Let’s say you have a really cool idea for a film or tv series but don’t really have the budget to bring it to life in a typical Hollywood-esque style? Well, a few years ago, you would just have to live with the after thought, but today, thanks to generative AI, you can bring your ideas to life and it doesn’t even cost you a million dollars to implement. Case in point – The Eternaut on Netflix.
The Eternaut isn’t just any sci-fi series. It’s an adaptation of a beloved 1950s Argentine graphic novel, set against the chilling backdrop of Buenos Aires after a mysterious, deadly snowfall. The story needed drama. High stakes. And, in this case, the spectacular collapse of a building. But creating such a scene with traditional visual effects would have cost more than the entire show’s budget allowed.
Instead, Netflix’s internal VFX group and Argentine creatives turned to generative AI tools. The result? A pivotal sequence that, according to Netflix co-CEO Ted Sarandos, was finished about ten times faster than if they’d followed the usual painstaking VFX route.
How did they make it work?
The creative team used AI prompts—much like you would with Midjourney or DALL-E—to sketch out the collapsing building. The generated footage was then seamlessly blended into the live-action material. As Sarandos put it, the cost and speed were game-changing, making big-screen spectacle accessible to small-screen creators.

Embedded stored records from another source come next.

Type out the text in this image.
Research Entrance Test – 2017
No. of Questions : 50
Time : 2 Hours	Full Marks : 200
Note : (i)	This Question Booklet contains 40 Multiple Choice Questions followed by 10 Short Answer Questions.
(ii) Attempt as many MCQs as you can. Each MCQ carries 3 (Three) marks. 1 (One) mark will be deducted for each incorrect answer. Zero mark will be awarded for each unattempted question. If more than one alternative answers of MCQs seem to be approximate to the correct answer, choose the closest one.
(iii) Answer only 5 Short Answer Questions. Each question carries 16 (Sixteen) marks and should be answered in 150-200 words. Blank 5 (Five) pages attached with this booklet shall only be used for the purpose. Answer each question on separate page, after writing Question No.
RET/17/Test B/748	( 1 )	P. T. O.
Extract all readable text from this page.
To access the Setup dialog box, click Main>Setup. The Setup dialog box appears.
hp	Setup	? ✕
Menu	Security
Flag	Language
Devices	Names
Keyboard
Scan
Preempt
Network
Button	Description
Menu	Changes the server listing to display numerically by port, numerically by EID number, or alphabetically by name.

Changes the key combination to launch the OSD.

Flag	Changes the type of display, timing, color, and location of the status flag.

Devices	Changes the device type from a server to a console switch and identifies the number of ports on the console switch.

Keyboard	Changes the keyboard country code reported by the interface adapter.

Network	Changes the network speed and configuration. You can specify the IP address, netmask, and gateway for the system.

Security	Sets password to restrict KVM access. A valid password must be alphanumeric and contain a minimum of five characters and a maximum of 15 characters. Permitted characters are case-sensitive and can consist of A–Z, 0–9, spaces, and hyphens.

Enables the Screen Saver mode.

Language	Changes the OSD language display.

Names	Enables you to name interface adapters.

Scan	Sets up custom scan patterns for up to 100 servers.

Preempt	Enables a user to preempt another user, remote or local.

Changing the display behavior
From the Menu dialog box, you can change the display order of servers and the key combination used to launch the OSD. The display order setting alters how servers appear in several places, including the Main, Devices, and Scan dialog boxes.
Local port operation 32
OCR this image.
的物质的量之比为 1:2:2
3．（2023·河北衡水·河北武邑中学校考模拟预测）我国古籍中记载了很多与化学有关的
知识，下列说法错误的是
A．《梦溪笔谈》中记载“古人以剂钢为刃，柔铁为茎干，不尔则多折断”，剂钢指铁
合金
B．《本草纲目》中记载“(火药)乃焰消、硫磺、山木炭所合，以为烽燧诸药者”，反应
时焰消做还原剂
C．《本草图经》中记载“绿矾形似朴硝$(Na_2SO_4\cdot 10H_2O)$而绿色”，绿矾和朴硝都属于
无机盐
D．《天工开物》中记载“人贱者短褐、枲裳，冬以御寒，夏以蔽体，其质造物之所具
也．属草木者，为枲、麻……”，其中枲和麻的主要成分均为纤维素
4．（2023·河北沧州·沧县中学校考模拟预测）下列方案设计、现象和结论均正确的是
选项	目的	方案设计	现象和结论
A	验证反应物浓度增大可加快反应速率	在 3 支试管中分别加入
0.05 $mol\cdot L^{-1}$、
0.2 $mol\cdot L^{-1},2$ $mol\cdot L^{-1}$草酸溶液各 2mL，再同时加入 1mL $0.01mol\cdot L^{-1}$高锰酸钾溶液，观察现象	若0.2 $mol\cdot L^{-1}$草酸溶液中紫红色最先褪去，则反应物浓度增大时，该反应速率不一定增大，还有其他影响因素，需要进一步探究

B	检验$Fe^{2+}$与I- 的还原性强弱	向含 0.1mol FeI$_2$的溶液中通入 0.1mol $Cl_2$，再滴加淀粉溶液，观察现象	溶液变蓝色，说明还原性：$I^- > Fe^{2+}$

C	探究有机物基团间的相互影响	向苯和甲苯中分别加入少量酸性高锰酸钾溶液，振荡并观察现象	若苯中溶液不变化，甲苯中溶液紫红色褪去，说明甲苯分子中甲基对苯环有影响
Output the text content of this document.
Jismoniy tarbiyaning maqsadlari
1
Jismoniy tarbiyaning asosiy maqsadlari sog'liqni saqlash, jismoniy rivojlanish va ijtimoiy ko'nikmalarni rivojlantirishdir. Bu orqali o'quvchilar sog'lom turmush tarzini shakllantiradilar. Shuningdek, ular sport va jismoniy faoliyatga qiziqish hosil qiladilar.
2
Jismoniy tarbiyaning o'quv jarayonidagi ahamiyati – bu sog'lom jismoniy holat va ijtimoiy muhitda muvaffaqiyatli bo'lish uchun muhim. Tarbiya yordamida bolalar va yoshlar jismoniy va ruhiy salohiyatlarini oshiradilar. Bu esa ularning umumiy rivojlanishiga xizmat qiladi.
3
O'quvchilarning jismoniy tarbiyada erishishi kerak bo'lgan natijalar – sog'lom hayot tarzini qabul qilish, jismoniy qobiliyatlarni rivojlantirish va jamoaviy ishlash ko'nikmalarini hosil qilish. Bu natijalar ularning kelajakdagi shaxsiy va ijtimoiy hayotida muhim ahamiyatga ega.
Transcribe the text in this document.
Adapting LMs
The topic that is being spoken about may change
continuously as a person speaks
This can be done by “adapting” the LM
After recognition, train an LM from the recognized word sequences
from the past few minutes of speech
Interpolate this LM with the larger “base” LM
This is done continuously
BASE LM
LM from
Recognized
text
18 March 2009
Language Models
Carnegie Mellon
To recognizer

For The Eternaut, “the cost of the special effects without AI just wouldn’t have been feasible”.
Real artists used AI as their assistant and not replacement
Netflix is careful to frame this not as a robot takeover, but as a creative boost for humans behind the camera. Sarandos emphasized: “This is real people doing real work with better tools.” AI here wasn’t used to replace jobs wholesale, but to unlock shots and scenes that previously would’ve been out of reach for most productions
Is this going to stick in the long run?
The entertainment industry is still debating: Is AI a threat to artists’ jobs or a way to level the playing field? Recent Hollywood labor disputes have centered around this very question, with unions seeking assurances that AI won’t be used to create digital doubles without consent or compensation. Netflix, for now, insists that AI is just another tool in the creative toolbox, and many can think of it as a way to unleash new stories, not cut corners on talent. Obviously, what comes next might change how you search and interact with shows, not just how you watch them. Netflix has already announced AI-powered features: natural language search (“something funny and upbeat” or “stories about dancers”) and smarter, genre-matching ads that might someday slot seamlessly into your favorite series.
What’s the big picture
With non-English titles making up a third of all Netflix viewing and nearly 95 billion hours of content streamed in just the first half of 2025, efficiency and creativity matter more than ever. For ‘The Eternaut’ though, AI didn’t just save money—it made a compelling story possible. Was the building collapse scene a showstopper? Viewers and critics say it blended right into the apocalypse, reminding us that, sometimes, the best special effect is the one you barely notice, and it looks like at the moment, the partnership between humans and generative ai to create visual effects is on the right track.